The Green Deal is the coalition Government’s flagship environmental project. It is aimed at making up to 14 million homes more efficient by 2020, through insulation, draught proofing, double glazing and other measures designed to reduce energy usage. The improvements are paid for by home owners through special loans which attach to the property rather than the individual but the attraction is the “golden rule”, whereby for a measure to be considered under a Green Deal plan the anticipated savings on the fuel bill must be greater than the cost of the repayments.
This will seem to some like a no brainer, however a recent report commissioned by the Department of Energy and Climate Change entitled “Behaviour Change and Energy Use” suggests that it may be more difficult to encourage the kind of widespread take up that will be necessary if the scheme is to be successful and it proposes offering various additional incentives, which will be implemented in field trials prior to commencement of the Green Deal in autumn 2012.

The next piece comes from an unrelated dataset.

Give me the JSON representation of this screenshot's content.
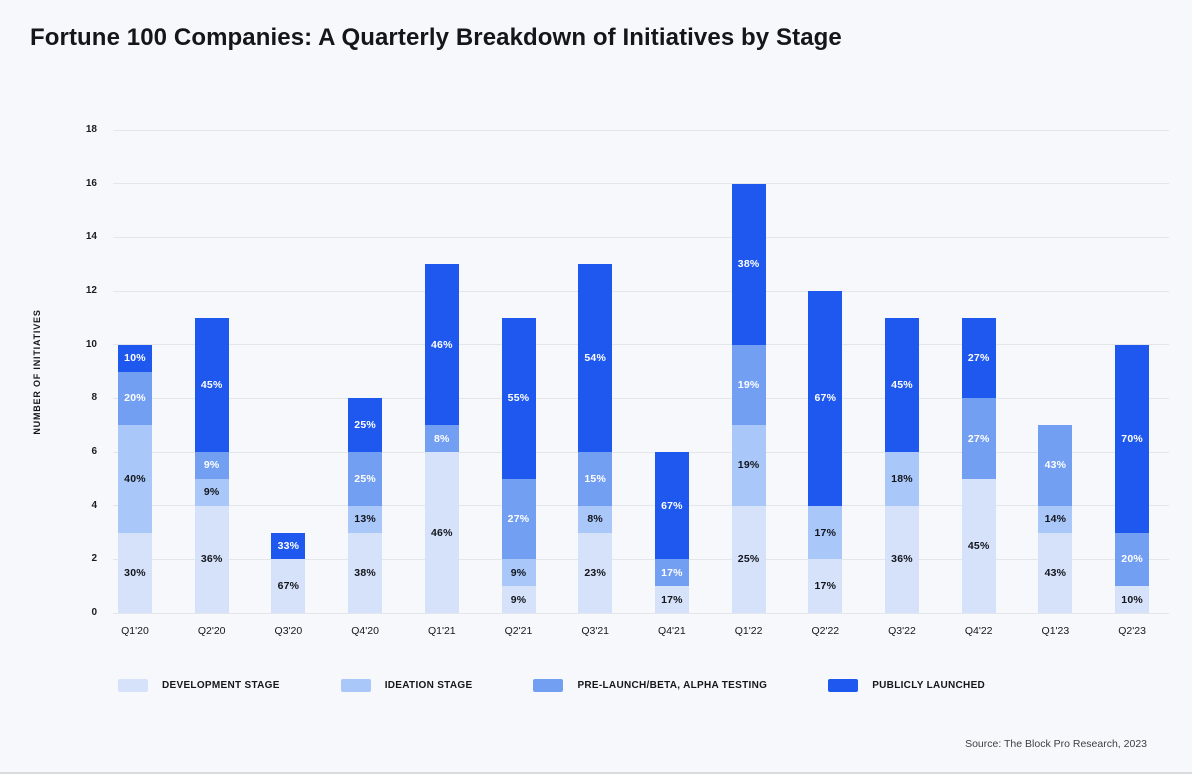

One Month’s Free Council Tax
One of the conclusions of the report is that we have a tendency to “discount the future”, meaning that we ignore long term gains in favour of smaller short term benefits and that we tend only to think in the short term. This causes a problem for the Green Deal since the loan will be paid off over a number of years.
One option being trialled to induce more people to sign up for the Green Deal therefore is to provide financial incentives. The options being offered under the trial are one month off from paying council tax when you sign up and also vouchers for Homebase and Argos. The hope is that this will appeal to our desire to get “something for nothing”. The council tax incentive will be funded by the council (which may be controversial in the present climate if rolled out on a large scale) and the vouchers will be provided by the businesses which facilitate the scheme, so that no additional funding will be required by central Government.
Collective Purchasing Discounts
Research shows that social influence – the tendency for people to adopt the opinions, judgements and behaviour of their peers, is a major factor in dictating our decisions. Furthermore, we are more likely to be influenced by friends, family and neighbours than members of the wider society. It seems therefore that the more people take up the Green Deal, the more people will follow. To facilitate this, discounts are being offered for collective purchases.
The discounts will be funded by commercial partners and will for example be 5% off if there are two purchasers, 10% for 3, 15% for four etc. The idea is that one “leader” will do the work of the DECC and commercial partners by rounding up friends and family to join in the scheme. Others will then see what these groups are doing and follow suit.
All the detail has not been fleshed out, another option is to offer community rewards. This fits in well with the “Big Society” and will allow community leaders to get larger numbers of people involved. Rewards might include free solar panels for a community centre or something of that type.